Experiment rounds 1, 2 and 3 were run with a static number of energy communities and energy assets; two communities with 23 homes each, and a total of 80 energy assets were simulated. To meet the needs of the energy transition, such a system must be able to scale to integrate added assets, households, and communities to eventually incorporate the energy trading needs of the entire grid.
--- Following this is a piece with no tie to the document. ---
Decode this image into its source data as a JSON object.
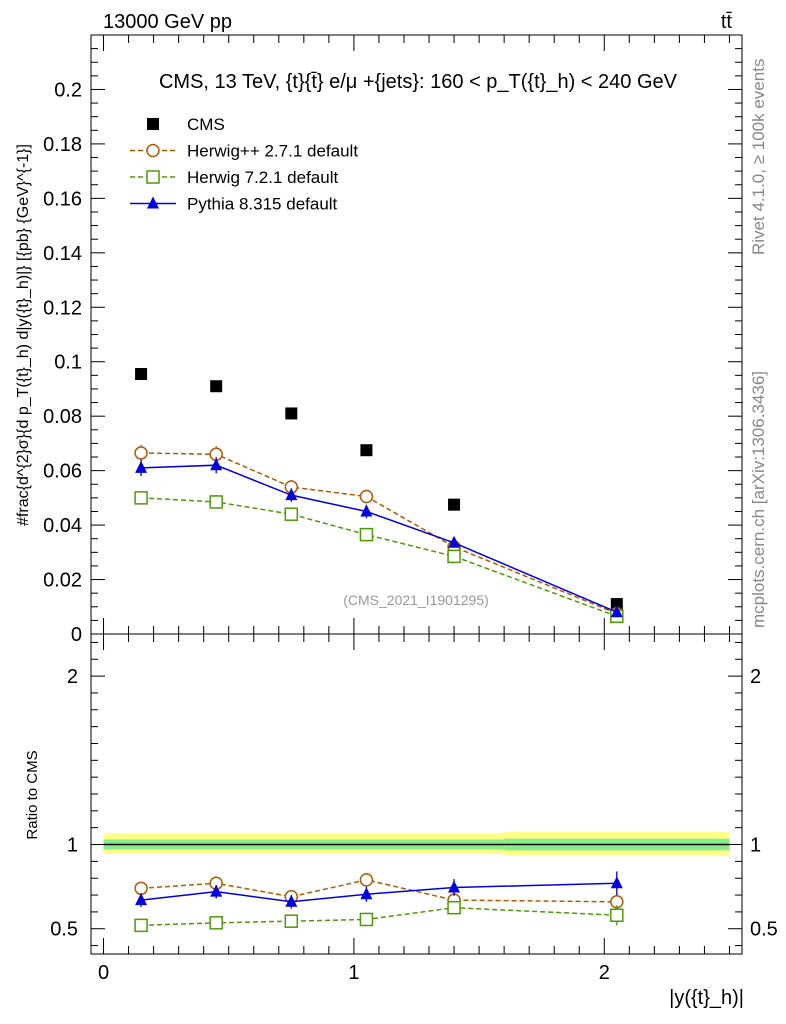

Round 4 of the Chaos Experiment simulated such a ‘Viral Rollout’, where energy assets, homes, large energy producing installations and entire communities were progressively added to the existing energy exchange over the course of the simulation. The timeline in Figure 4 below shows seven trading days in the simulation, with diamonds representing simulation events, which could be an added energy resource, home or community, or changes to the grid fee. The grid fees were adjusted frequently during each trading day based on a reactive grid fee schedule set by the grid operator team.
Multiple times in the simulation, teams were given the option to add a solar panel or a battery to one of the existing houses. They selected the asset type and placement based on the balance of supply and demand in their community and the performance of their respective agent strategies. Subsequently, more households were added to the existing communities, followed by adding an entire separate consumer-only community, which started competing to consume excess generation from the prosumers in the participating community. The teams also added solar farms at the community and next level distribution grid to balance energy supply and demand after discovering a significant mismatch between community demand and supply.
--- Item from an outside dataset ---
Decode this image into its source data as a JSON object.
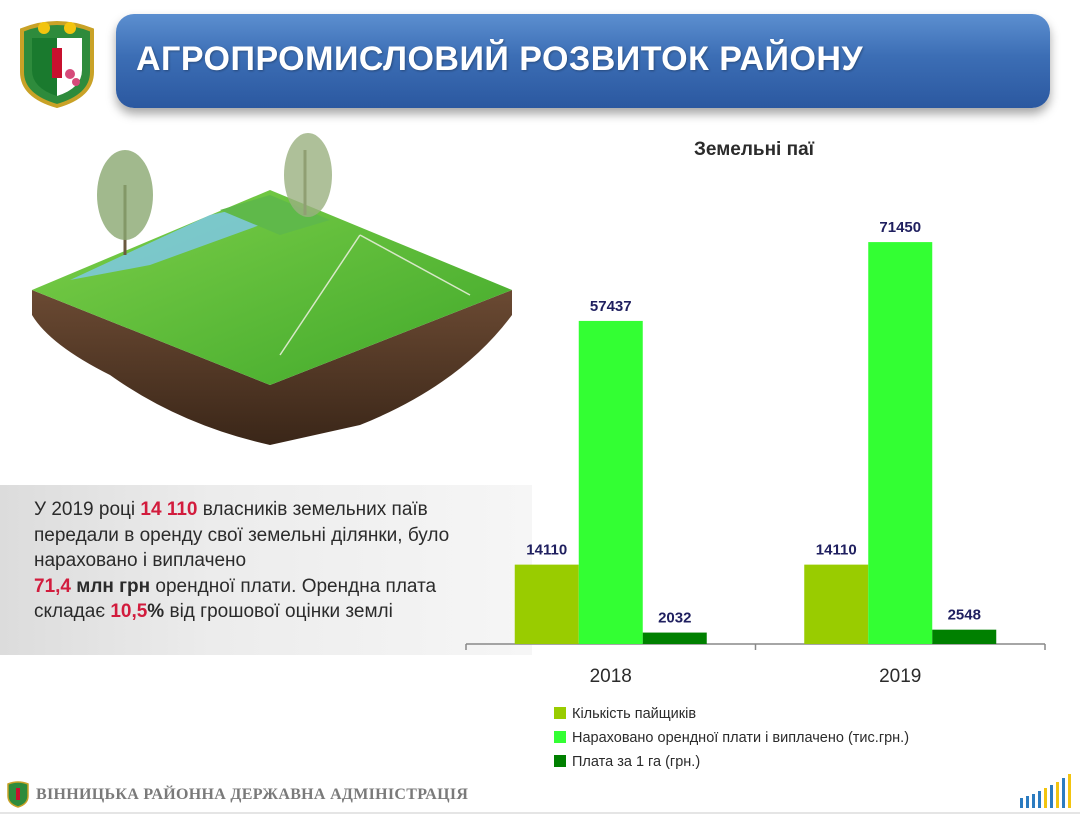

One team opted to install a solar panel in the hierarchy of one of the consumer-only communities, citing that they would expect to benefit more by purchasing electricity from a solar panel in their community rather than from the connected prosumer community. This caused prices in the formerly consumer-only community to drop below their previous minimum rate. Further analysis, including a calculation of the return of such an investment, presents a valuable use case of running these types of simulations, indicating the optimal sizing and time period of a potential investment versus reliance on trade with a prosumer community alone (or to a lesser extent).
The Energy Singularity Chaos Experiment acted as a proof point for agent-based bottom-up energy markets enabled by Grid Singularity’s energy exchange platform, and provided a means of feedback for its further development, as well as development of third-party trading strategies for energy assets participating in local electricity markets. The experiment validated new business models based on peer-to-peer energy trading, demonstrating the potential of hardware and software solutions for operating local exchanges, managing the smart grid and optimising connected energy assets with intelligent trading algorithms. The participating teams and the Energy Singularity partners exhibited an unexpectedly high level of engagement and openness to share knowledge, including analysis of results, ideas of how to compete better, how to prevent actions of a malicious actor, and even revealed the mathematical formulae behind their agent strategies.
Three Key Lessons
- Live user testing is invaluable in informing the software feature development to enable energy exchanges and thereby implement local electricity markets.
- A continuous research and development process is necessary. Scientifically sound analysis of results require additional iterations of both the trading agent design and the proactive and reactive grid fee design to estimate the extent of the smart trading potential revealed in the July 2020 Chaos Theory Experiment. Notably, a more elaborate public experiment will be conducted during the Odyssey Momentum Energy Singularity Challenge in November 2020, aiming towards deployment of a proven LEM structure in pilot energy communities.
- Multi-stakeholder collaboration benefits all market participants. Data scientists, grid operators, exchange operators, and consumers openly and effectively shared information and learned from each other, identifying complementary roles for a successful next stage deployment.